I did not have a great answer, but upon closer reflection, I think I would want to have the power of the transcriptome applied to everyday situations. With it, I’d be able to quickly internalize the hard-earned lessons of everyone I ever meet just through transference. The RNA of everyday life consists of the random expertise and talents collected by those around you through their vast and varied experience. Think about all the wisdom you could absorb with this supernatural transcriptonomic ability!
“Why not the power of the connectome?”, the astute reader might offer as a counter – a fair question. After all, the connectome of everyday situations takes these learned proclivities and activates them judiciously in the face of obstacles, which is an invaluable quality to possess.
To quip back, I think I would want my would-be husband to have that power instead of me. You see, this would make us quite complimentary. As we go on our many wild adventures throughout life, I could be the one to privately collect a library of wisdom tools, and he could be the one to publicly deploy them as the challenging conditions that we face require from us.

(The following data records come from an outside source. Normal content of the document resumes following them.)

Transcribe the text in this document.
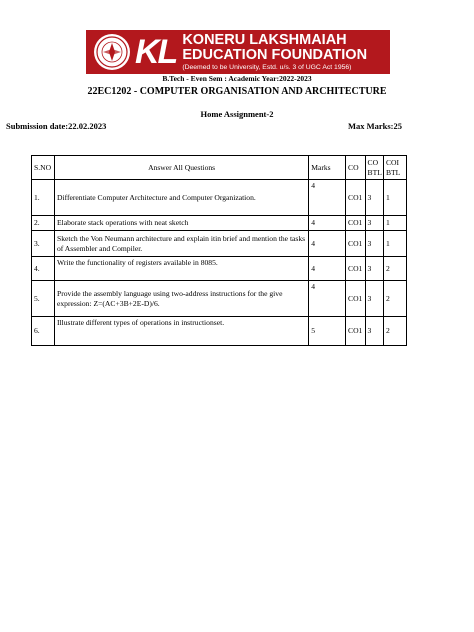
KL KONERU LAKSHMAIAH
EDUCATION FOUNDATION
(Deemed to be University, Estd. u/s. 3 of UGC Act 1956)
DEEMED TO BE UNIVERSITY
B.Tech - Even Sem : Academic Year:2022-2023
22EC1202 - COMPUTER ORGANISATION AND ARCHITECTURE
Home Assignment-2
Submission date:22.02.2023	Max Marks:25
S.NO	Answer All Questions	Marks	CO	CO BTL	COI BTL
1.	Differentiate Computer Architecture and Computer Organization.	4	CO1	3	1
2.	Elaborate stack operations with neat sketch	4	CO1	3	1
3.	Sketch the Von Neumann architecture and explain itin brief and mention the tasks of Assembler and Compiler.	4	CO1	3	1
4.	Write the functionality of registers available in 8085.	4	CO1	3	2
5.	Provide the assembly language using two-address instructions for the give expression: Z=(AC+3B+2E-D)/6.	4	CO1	3	2
6.	Illustrate different types of operations in instructionset.	5	CO1	3	2
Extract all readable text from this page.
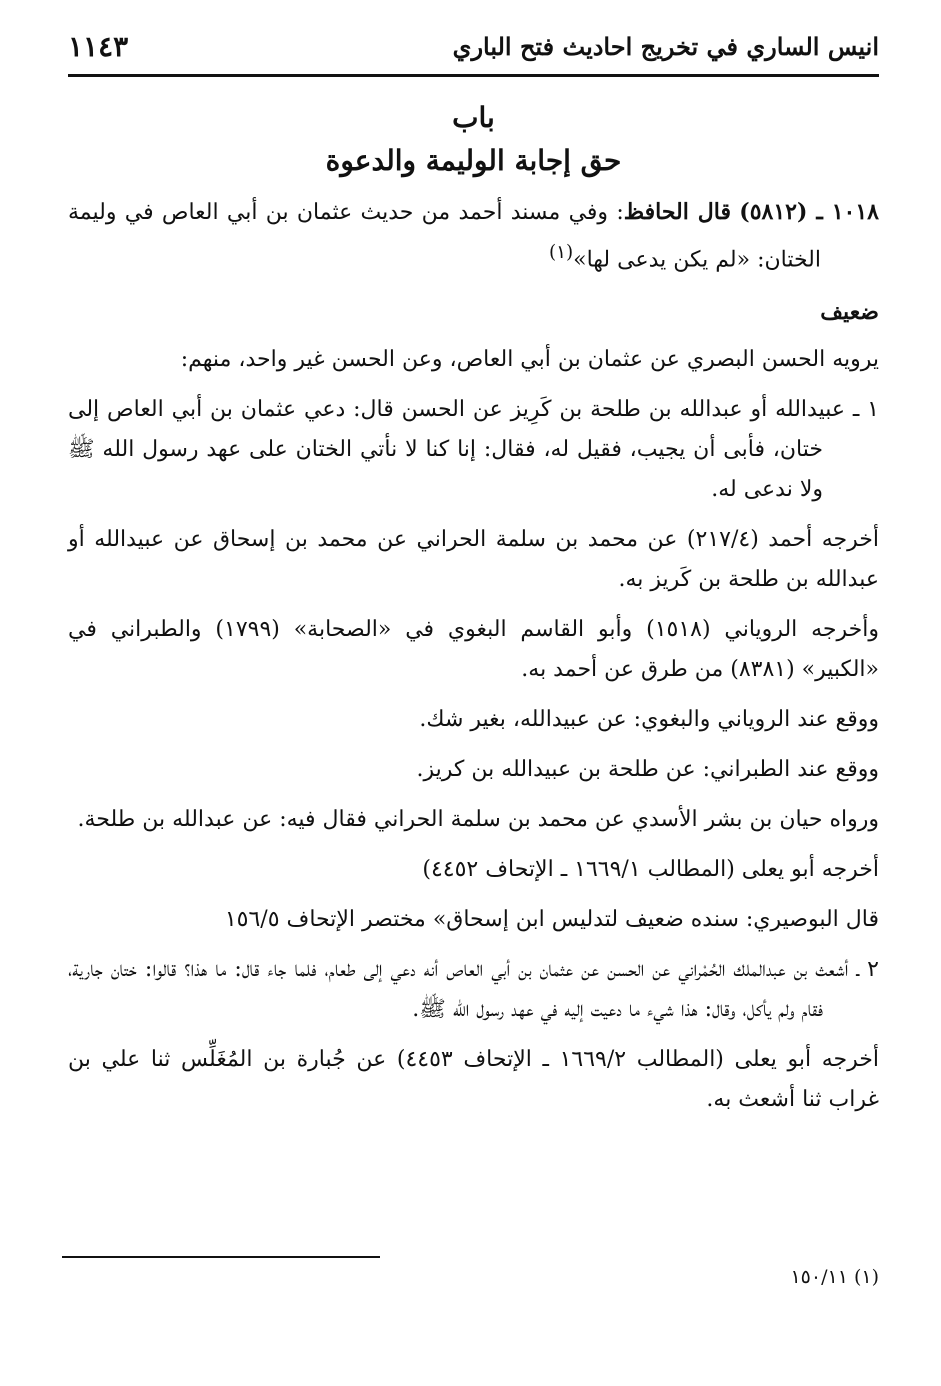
انيس الساري في تخريج احاديث فتح الباري
١١٤٣

باب

حق إجابة الوليمة والدعوة

١٠١٨ ـ (٥٨١٢) قال الحافظ: وفي مسند أحمد من حديث عثمان بن أبي العاص في وليمة الختان: «لم يكن يدعى لها»$^{(١)}$

ضعيف

يرويه الحسن البصري عن عثمان بن أبي العاص، وعن الحسن غير واحد، منهم:

١ ـ عبيدالله أو عبدالله بن طلحة بن كَرِيز عن الحسن قال: دعي عثمان بن أبي العاص إلى ختان، فأبى أن يجيب، فقيل له، فقال: إنا كنا لا نأتي الختان على عهد رسول الله ﷺ ولا ندعى له.

أخرجه أحمد (٢١٧/٤) عن محمد بن سلمة الحراني عن محمد بن إسحاق عن عبيدالله أو عبدالله بن طلحة بن كَريز به.

وأخرجه الروياني (١٥١٨) وأبو القاسم البغوي في «الصحابة» (١٧٩٩) والطبراني في «الكبير» (٨٣٨١) من طرق عن أحمد به.

ووقع عند الروياني والبغوي: عن عبيدالله، بغير شك.

ووقع عند الطبراني: عن طلحة بن عبيدالله بن كريز.

ورواه حيان بن بشر الأسدي عن محمد بن سلمة الحراني فقال فيه: عن عبدالله بن طلحة.

أخرجه أبو يعلى (المطالب ١٦٦٩/١ ـ الإتحاف ٤٤٥٢)

قال البوصيري: سنده ضعيف لتدليس ابن إسحاق» مختصر الإتحاف ١٥٦/٥

٢ ـ أشعث بن عبدالملك الحُمْراني عن الحسن عن عثمان بن أبي العاص أنه دعي إلى طعام، فلما جاء قال: ما هذا؟ قالوا: ختان جارية، فقام ولم يأكل، وقال: هذا شيء ما دعيت إليه في عهد رسول الله ﷺ.

أخرجه أبو يعلى (المطالب ١٦٦٩/٢ ـ الإتحاف ٤٤٥٣) عن جُبارة بن المُغَلِّس ثنا علي بن غراب ثنا أشعث به.

(١) ١٥٠/١١
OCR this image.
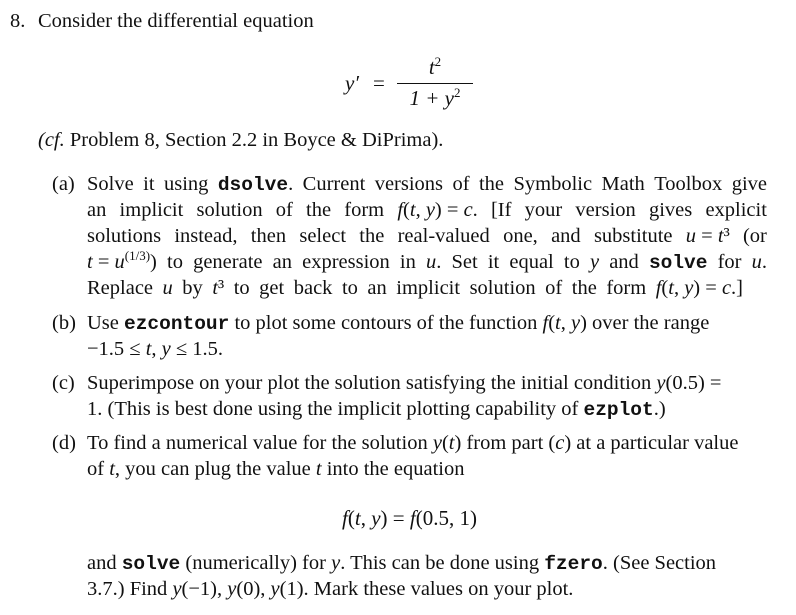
8. Consider the differential equation
y′ =
$t^2$
$1 + y^2$
(cf. Problem 8, Section 2.2 in Boyce & DiPrima).
(a) Solve it using dsolve. Current versions of the Symbolic Math Toolbox give
an implicit solution of the form f(t, y) = c. [If your version gives explicit
solutions instead, then select the real-valued one, and substitute u = t³ (or
$t = u^{(1/3)}$) to generate an expression in u. Set it equal to y and solve for u.
Replace u by t³ to get back to an implicit solution of the form f(t, y) = c.]
(b) Use ezcontour to plot some contours of the function f(t, y) over the range
−1.5 ≤ t, y ≤ 1.5.
(c) Superimpose on your plot the solution satisfying the initial condition y(0.5) =
1. (This is best done using the implicit plotting capability of ezplot.)
(d) To find a numerical value for the solution y(t) from part (c) at a particular value
of t, you can plug the value t into the equation
and solve (numerically) for y. This can be done using fzero. (See Section
3.7.) Find y(−1), y(0), y(1). Mark these values on your plot.
f(t, y) = f(0.5, 1)
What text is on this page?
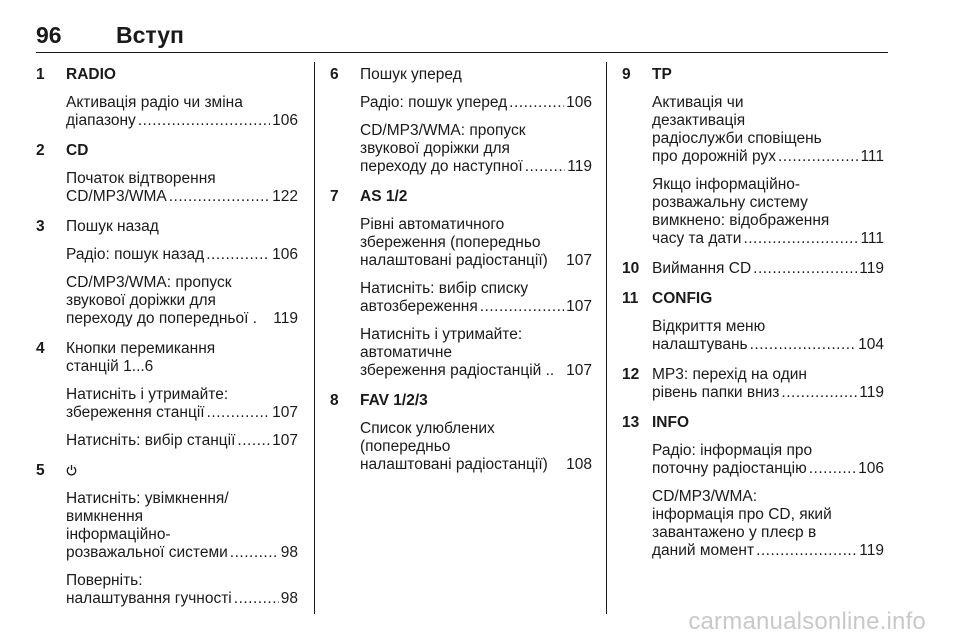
96 Вступ
1 RADIO
Активація радіо чи зміна
діапазону .....	106
2 CD
Початок відтворення
CD/MP3/WMA .....	122
3 Пошук назад
Радіо: пошук назад .....	106
CD/MP3/WMA: пропуск
звукової доріжки для
переходу до попередньої . 119
4 Кнопки перемикання
станцій 1...6
Натисніть і утримайте:
збереження станції .....	107
Натисніть: вибір станції ..... 107
5
Натисніть: увімкнення/
вимкнення
інформаційно-
розважальної системи .....	98
Поверніть:
налаштування гучності .....	98
6 Пошук уперед
Радіо: пошук уперед .....	106
CD/MP3/WMA: пропуск
звукової доріжки для
переходу до наступної .....	119
7 AS 1/2
Рівні автоматичного
збереження (попередньо
налаштовані радіостанції) 107
Натисніть: вибір списку
автозбереження .....	107
Натисніть і утримайте:
автоматичне
збереження радіостанцій .. 107
8 FAV 1/2/3
Список улюблених
(попередньо
налаштовані радіостанції) 108
9 TP
Активація чи
дезактивація
радіослужби сповіщень
про дорожній рух .....	111
Якщо інформаційно-
розважальну систему
вимкнено: відображення
часу та дати .....	111
10 Виймання CD .....	119
11 CONFIG
Відкриття меню
налаштувань .....	104
12 MP3: перехід на один
рівень папки вниз .....	119
13 INFO
Радіо: інформація про
поточну радіостанцію .....	106
CD/MP3/WMA:
інформація про CD, який
завантажено у плеєр в
даний момент .....	119
carmanualsonline.info
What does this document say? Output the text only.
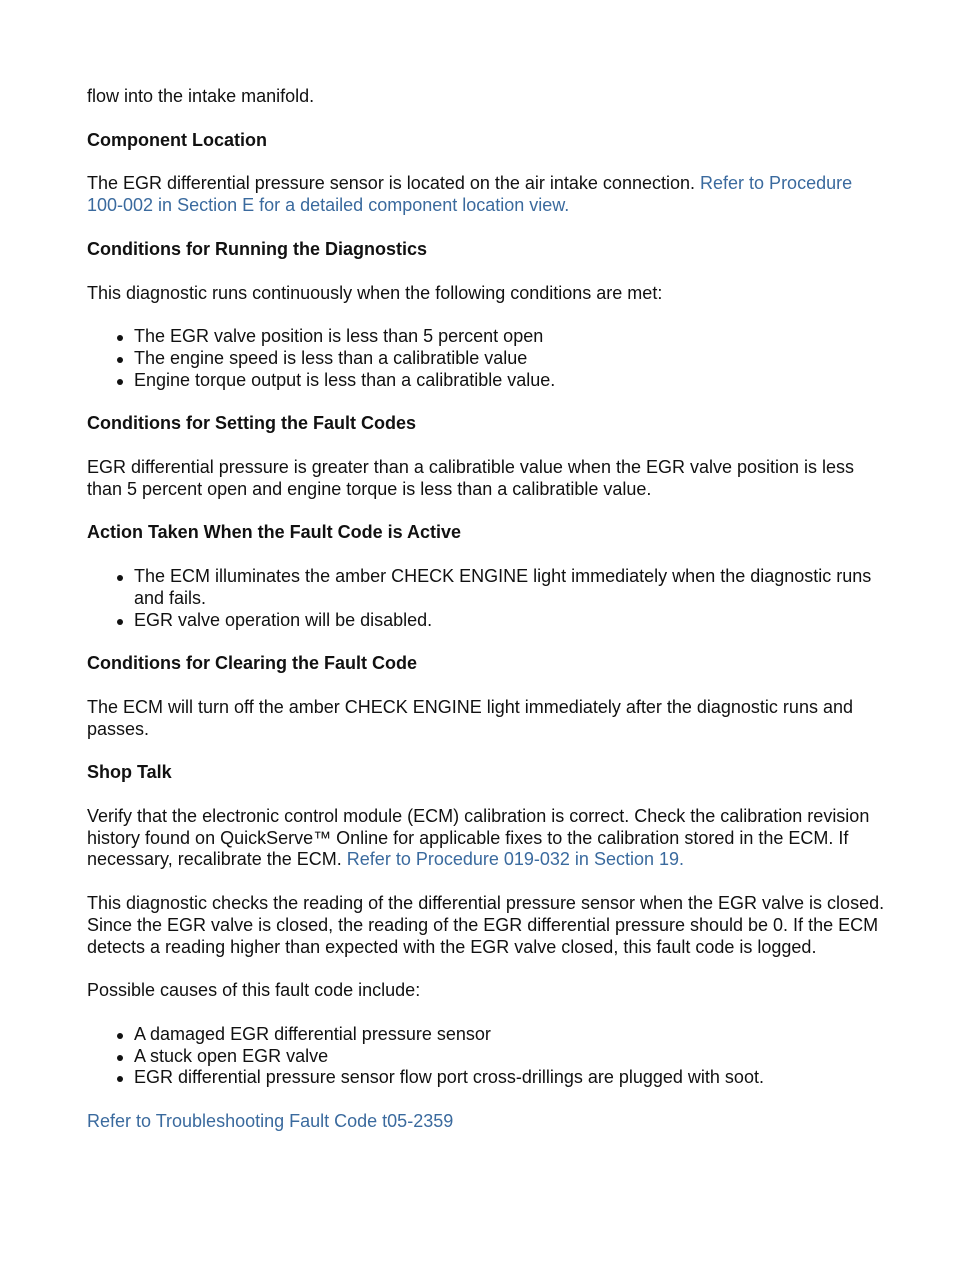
flow into the intake manifold.

Component Location

The EGR differential pressure sensor is located on the air intake connection. Refer to Procedure 100-002 in Section E for a detailed component location view.

Conditions for Running the Diagnostics

This diagnostic runs continuously when the following conditions are met:

The EGR valve position is less than 5 percent open
The engine speed is less than a calibratible value
Engine torque output is less than a calibratible value.
Conditions for Setting the Fault Codes

EGR differential pressure is greater than a calibratible value when the EGR valve position is less than 5 percent open and engine torque is less than a calibratible value.

Action Taken When the Fault Code is Active
The ECM illuminates the amber CHECK ENGINE light immediately when the diagnostic runs and fails.
EGR valve operation will be disabled.
Conditions for Clearing the Fault Code

The ECM will turn off the amber CHECK ENGINE light immediately after the diagnostic runs and passes.

Shop Talk

Verify that the electronic control module (ECM) calibration is correct. Check the calibration revision history found on QuickServe™ Online for applicable fixes to the calibration stored in the ECM. If necessary, recalibrate the ECM. Refer to Procedure 019-032 in Section 19.

This diagnostic checks the reading of the differential pressure sensor when the EGR valve is closed. Since the EGR valve is closed, the reading of the EGR differential pressure should be 0. If the ECM detects a reading higher than expected with the EGR valve closed, this fault code is logged.

Possible causes of this fault code include:

A damaged EGR differential pressure sensor
A stuck open EGR valve
EGR differential pressure sensor flow port cross-drillings are plugged with soot.

Refer to Troubleshooting Fault Code t05-2359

Perhaps, on our future wedding registry, instead of asking for the classic ‘His & His’ towels, we’ll ask for the phrases "‘Chief Transcriptome Officer” and “Chief Connectome Officer” to be embroidered in silk. That would definitely make them a more meaningful family heirloom.
As a side note, most analytical philosophy is heavily influenced by classical logic, which is why it is mostly a trash field with trash arguments.
This is one of the likely explanations for why the mRNA COVID-19 vaccines were of questionable efficacy in humans.
Lately I have been looking into the connections between various theories of personality and various theories of how the brain works to try and come up with a new over-simplified way of understanding the connection. One potentially useful binary is the connection between local and global processing in the brain.
For example, if you squint just right you see that men tend to have more local processing power and woman have more global connectivity in their brains. If you squint even harder you might find that autism kind of looks like an over-emphasis on local processing and schizophrenia almost looks like too much global connectivity.
But this is all about the connectome...would your characterize the transcriptome as relating more to local or global computing?
Reminds me of the stories about personality shifts post organ transplantation. A cursory look at some papers and it doesnt look like the research is robust yet, but perhaps personality is conserved and transferred as a result of transcriptome memory. Even beyond that I know there are ongoing efforts by some researchers to bridge GRN research with psychotherapeutic modalities. Thanks for the article.